The aircraft manufacturer stated on its website: “Boeing is actively monitoring recent events related to United Airlines Flight 328. While the NTSB investigation is ongoing, we recommended suspending operations of the 69 in-service and 59 in-storage 777s powered by Pratt & Whitney 4000-112 engines until the FAA identifies the appropriate inspection protocol.”
“Boeing supports the decision yesterday by the Japan Civil Aviation Bureau, and the FAA’s action today to suspend operations of 777 aircraft powered by Pratt & Whitney 4000-112 engines. We are working with these regulators as they take actions while these planes are on the ground and further inspections are conducted by Pratt & Whitney.”
The flight made an emergency landing and landed safely back at Denver International Airport. United Airlines said on Twitter on Saturday:
Flight UA328 from Denver to Honolulu experienced an engine failure shortly after departure, returned safely to Denver and was met by emergency crews as a precaution. There are no reported injuries onboard. We are in contact with the FAA, NTSB and local law enforcement.

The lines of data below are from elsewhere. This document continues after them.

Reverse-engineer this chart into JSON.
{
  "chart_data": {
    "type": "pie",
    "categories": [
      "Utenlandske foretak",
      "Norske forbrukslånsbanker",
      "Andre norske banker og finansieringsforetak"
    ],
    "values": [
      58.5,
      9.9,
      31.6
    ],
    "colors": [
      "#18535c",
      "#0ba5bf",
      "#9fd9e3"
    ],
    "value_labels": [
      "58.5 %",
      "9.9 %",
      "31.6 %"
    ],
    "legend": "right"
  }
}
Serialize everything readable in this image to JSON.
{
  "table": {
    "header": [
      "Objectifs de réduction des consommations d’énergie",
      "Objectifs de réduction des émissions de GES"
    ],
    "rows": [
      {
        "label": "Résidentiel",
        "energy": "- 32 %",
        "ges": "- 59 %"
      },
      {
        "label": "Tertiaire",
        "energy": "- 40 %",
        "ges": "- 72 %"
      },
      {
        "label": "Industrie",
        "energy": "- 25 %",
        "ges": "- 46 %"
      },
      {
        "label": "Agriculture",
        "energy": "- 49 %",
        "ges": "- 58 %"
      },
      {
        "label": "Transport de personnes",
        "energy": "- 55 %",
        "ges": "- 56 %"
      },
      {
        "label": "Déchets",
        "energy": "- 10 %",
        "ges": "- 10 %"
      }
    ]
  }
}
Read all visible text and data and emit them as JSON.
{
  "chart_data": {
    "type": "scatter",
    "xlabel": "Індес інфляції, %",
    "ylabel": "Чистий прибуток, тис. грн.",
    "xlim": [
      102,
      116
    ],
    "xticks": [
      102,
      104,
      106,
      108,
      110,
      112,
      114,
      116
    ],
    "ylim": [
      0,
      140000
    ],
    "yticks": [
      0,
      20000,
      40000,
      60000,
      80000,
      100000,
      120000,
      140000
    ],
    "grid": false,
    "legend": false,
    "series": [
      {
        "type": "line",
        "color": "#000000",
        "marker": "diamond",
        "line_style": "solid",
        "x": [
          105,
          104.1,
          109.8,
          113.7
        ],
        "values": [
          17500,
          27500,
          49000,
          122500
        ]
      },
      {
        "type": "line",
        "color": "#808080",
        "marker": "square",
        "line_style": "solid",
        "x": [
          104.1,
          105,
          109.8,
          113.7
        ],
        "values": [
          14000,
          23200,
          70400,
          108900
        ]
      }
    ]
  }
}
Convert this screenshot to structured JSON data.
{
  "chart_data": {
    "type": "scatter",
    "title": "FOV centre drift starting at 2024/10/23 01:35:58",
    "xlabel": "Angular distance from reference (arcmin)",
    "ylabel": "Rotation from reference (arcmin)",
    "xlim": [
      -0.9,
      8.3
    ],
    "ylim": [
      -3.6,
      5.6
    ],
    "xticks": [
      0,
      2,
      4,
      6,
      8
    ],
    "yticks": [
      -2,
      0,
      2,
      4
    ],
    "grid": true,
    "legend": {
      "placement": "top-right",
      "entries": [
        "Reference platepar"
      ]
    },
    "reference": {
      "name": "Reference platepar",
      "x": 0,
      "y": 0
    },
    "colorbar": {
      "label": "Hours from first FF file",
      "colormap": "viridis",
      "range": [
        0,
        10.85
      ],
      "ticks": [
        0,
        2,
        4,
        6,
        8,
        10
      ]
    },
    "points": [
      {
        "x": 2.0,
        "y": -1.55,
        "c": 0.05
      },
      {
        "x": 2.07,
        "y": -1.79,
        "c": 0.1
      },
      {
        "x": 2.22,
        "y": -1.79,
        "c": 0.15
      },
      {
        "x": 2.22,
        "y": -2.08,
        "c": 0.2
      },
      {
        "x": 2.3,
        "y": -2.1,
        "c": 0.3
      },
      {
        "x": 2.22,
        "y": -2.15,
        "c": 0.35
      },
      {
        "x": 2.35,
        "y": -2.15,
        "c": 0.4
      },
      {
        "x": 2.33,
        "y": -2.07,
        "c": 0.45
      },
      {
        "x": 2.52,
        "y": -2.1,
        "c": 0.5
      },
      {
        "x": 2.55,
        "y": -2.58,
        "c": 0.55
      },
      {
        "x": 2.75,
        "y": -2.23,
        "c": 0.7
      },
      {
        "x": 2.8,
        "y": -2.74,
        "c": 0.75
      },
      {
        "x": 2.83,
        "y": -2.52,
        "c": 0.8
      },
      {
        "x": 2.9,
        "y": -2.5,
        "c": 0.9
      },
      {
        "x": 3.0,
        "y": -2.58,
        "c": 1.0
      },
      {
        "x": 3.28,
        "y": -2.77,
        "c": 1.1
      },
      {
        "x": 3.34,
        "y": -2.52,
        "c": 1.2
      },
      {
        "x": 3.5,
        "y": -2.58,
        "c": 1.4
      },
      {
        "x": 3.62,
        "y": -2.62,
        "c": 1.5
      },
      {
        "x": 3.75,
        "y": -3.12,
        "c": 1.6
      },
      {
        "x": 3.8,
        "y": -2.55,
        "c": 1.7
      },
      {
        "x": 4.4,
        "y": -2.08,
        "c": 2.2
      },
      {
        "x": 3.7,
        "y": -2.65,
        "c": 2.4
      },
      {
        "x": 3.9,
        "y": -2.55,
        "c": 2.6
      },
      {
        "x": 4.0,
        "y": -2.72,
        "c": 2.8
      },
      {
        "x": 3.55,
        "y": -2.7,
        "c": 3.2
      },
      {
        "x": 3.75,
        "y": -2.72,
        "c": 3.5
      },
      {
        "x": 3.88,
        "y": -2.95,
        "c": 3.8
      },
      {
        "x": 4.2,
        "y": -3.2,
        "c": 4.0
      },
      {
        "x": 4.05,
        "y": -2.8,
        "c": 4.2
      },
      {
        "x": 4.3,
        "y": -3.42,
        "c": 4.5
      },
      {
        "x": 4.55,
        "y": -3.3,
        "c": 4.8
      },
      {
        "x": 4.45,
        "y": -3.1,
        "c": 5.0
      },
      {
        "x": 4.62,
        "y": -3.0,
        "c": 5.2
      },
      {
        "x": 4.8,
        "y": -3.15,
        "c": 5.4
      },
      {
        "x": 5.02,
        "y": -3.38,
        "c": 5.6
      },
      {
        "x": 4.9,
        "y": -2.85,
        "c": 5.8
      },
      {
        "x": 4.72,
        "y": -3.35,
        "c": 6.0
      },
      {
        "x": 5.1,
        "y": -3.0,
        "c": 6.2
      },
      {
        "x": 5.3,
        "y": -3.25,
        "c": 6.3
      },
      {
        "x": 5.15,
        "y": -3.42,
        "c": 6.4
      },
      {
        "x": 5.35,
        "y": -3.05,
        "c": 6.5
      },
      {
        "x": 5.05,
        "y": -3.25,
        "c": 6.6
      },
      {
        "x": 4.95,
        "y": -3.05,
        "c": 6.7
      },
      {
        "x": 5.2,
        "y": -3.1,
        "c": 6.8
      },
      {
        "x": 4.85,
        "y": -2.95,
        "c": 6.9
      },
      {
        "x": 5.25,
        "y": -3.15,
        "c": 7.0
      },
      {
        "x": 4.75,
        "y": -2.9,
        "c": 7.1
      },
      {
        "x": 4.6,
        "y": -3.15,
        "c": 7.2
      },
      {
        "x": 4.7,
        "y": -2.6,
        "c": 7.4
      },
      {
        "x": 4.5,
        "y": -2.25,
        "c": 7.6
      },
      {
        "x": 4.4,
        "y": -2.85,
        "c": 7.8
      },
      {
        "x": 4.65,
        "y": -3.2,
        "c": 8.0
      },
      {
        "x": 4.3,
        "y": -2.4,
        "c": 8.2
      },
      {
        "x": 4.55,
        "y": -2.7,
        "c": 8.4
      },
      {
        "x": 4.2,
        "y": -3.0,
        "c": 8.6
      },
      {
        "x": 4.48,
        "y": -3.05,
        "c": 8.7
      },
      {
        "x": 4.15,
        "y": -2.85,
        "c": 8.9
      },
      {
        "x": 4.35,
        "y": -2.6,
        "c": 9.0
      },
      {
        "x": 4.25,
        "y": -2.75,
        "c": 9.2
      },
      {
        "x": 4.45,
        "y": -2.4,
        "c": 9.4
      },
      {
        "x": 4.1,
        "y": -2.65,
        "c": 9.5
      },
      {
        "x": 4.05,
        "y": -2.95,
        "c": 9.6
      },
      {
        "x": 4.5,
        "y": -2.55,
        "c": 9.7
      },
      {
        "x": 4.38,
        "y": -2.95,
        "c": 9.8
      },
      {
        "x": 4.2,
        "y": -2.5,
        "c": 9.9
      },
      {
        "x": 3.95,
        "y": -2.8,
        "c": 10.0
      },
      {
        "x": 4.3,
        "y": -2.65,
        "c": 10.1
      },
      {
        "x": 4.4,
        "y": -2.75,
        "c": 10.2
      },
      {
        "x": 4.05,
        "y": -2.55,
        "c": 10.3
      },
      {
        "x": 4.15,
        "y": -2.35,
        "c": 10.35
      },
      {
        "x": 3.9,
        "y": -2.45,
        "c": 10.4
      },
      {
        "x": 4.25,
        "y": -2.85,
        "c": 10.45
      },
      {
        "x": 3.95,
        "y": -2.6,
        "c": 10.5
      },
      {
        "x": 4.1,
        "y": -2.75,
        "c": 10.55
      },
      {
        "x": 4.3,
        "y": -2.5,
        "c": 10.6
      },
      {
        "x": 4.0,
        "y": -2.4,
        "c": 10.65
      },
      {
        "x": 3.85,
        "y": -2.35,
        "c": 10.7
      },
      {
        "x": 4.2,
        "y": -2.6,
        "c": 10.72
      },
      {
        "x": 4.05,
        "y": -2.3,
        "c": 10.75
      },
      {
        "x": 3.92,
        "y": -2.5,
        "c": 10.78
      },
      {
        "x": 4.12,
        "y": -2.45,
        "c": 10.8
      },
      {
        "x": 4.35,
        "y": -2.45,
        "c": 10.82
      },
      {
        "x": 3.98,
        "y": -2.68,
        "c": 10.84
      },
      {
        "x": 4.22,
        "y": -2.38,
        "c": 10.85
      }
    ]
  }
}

Engine debris fell into residential gardens after the aircraft experienced engine trouble shortly after take-off. Travel Radar Editor Callum Tennant reported on Saturday that eyewitnesses described hearing a loud bang and seeing an explosion in the right-hand engine of flight UA328. Jason Ackerman, who lives close to where the incident took place, said he heard what sounded like a “sudden thunderstorm”, followed by “several seconds of rumbling”.
Pratt & Whitney stated:
United Airlines Flight 328 is currently under NTSB investigation and Pratt & Whitney has dispatched a team to work with investigators. Pratt & Whitney is actively coordinating with operators and regulators to support the revised inspection interval of the Pratt & Whitney PW4000 engines that power Boeing 777 aircraft. Any further investigative updates regarding this event will be at the discretion of the NTSB. Pratt & Whitney will continue to work to ensure the safe operation of the fleet.
Boeing will be releasing more updates as more information becomes available.